About the Book
The traditional approach to organizational design has got it wrong, completely wrong.
The way we structure organizations, along with the accompanying management system, is based on concepts that are over 100 years old, and is built to meet the needs of the industrial age. The goal back then was to drive down the price of production, and eliminate scarcity. Organizations did this through the principles of division, standardization and control.
But we are no longer live in the industrial age. We live in an age of change, an age of uncertainty, an age of complexity.
From hierarchy to value network, from command and control to self-organization, from departments to teams, many organizations no longer create value the way they used to. But organizational design as not kept pace.
We need for a different approach to getting organized, one based on a new way of thinking about organizations.
This book provides a set of thinking tools and design skills to help your leaders grow structure that promotes, rather than inhibits, agility. Change agents all types can use this book to help them design their organization around value creation, rather than the familiar concepts of control, bureaucracy, and power.
Agile Organizational Design presents new methods guided by a very different mindset than the one that help up design organization for the industrial age. This book will present how to design organizing structure around the following principles.
Principles for Agile Organizational Design
Organize around Teams
Team matter more than departments. Teams that are cross-functional. Comprised of people who are both experts in their respective fields, but also able to pinch hit and swap roles. We need to design for teams that are both capable and empowered to get the job done with a minimum of interference. Key is the ability of people to team with each other. Another is putting the right support structures in place to enable those teams to be successful.
Organize Through Markets
Avoid adding a slew of mandated centralized services. Instead, connect teams through markets. Set up any enterprise services up as voluntary, and bring the benefit of market mechanics inside your organization; and avoid the cruft, senselessness, and even immorality that comes with command side decision making.
Organize For Change
The real world is not always so accommodating to the need for dedicated, stable teams, that have minimal handoffs with other teams, Change happens. And we will need to adapt. Team stability and no cross team hand-offs often counteract each other. The answer is to arm our knowledge workers with the insight and understanding required to form together into teams..
Organize Around Social and Domain Boundaries
Teams of 5 -8 is often the golden rule in most agile circles. But if we want to scale with agility we need to consider how to achieve social density are larger scales. Structuring people into groups of 5, 15, 35, 150 all have merit when we think about varying levels of social density. We can also take a page from Domain Drive Design and align our organization and solution architecture according to domains that can be delivered and managed by independent, full stack teams.
As I go through how to incorporate these principle into your organization, I'll share a set of *organizing constraints* we can use when thinking about our organizational design. Ignoring any one of these constraints means we are likely to have less organizational agility a a result.
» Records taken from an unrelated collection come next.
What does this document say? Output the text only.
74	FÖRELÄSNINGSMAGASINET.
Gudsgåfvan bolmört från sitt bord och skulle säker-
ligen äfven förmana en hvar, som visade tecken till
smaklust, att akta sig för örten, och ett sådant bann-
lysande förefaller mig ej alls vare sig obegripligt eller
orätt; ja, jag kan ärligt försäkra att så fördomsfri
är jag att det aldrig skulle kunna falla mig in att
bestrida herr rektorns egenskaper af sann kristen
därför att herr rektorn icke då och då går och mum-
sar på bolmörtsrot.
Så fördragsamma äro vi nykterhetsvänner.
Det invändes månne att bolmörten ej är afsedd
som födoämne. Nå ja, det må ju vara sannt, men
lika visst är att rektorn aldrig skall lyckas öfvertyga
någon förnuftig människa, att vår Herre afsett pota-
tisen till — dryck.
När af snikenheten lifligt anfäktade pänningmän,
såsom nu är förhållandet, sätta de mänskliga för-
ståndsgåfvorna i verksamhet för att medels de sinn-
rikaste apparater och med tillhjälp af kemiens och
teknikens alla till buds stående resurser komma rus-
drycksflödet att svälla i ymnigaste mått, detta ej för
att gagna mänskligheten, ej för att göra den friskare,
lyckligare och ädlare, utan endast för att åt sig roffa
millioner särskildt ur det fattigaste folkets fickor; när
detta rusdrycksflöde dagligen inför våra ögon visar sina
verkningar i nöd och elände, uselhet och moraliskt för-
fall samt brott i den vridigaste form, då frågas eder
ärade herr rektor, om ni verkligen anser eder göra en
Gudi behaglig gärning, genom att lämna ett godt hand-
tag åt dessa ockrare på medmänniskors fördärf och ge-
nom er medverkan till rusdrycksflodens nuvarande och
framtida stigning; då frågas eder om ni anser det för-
Another key aspect of this book are team Collaboration patterns, used to discuss different ways a person can engage with teams to create value. They are especially helpful for people who provide support functions and want to understand their place in an increasingly agile world.
This book is written so that the reader is taken through simpler concepts that apply to smaller scales at first. These concepts are then elaborated and expanded upon as the book progresses, using real world examples to articulate these various concepts and practices
About the Author
My mission in life is to help technology knowledge workers be awesome at what they do. Having been in the market since 1994, I have transitioned my initial passion for agile software engineering to provide advisory services to clients that want to thrive in a world of uncertainty and learning.
Over the last several years I have been running an Agile/Lean transformation service to help clients move from command and control towards feedback and self organization.
Our team has a solid track record coaching teams on foundational agile practices, guiding end to end organizational transformation to embrace a more agile mindset, and focused coaching of product and operations teams on how to embrace design thinking and validated learning.
I admit to an unbridled enthusiasm for any method or practice that bring creativity and joy to the value creation process, and get a kick out of turning leading edge thinking into contextualized, practical tools.
I also love to supercharge complex workshops through a combination of crowd awareness, passion, and above all humour. I’ll often iterate over a vast array of models/workshops in real time to adapt to the crowd's thinking and evolving goal of the session.
My most important skill is growing the talent around me. I continue to provide passionate, motivated people with a suite of leading edge skills that take their leadership to the next level.
I have presented at numerous conferences, nominated for a Brickell Key award, and am a founding fellow of the Lean System Society. I have also wrote a book on agile organizational change, The Lean Change Method.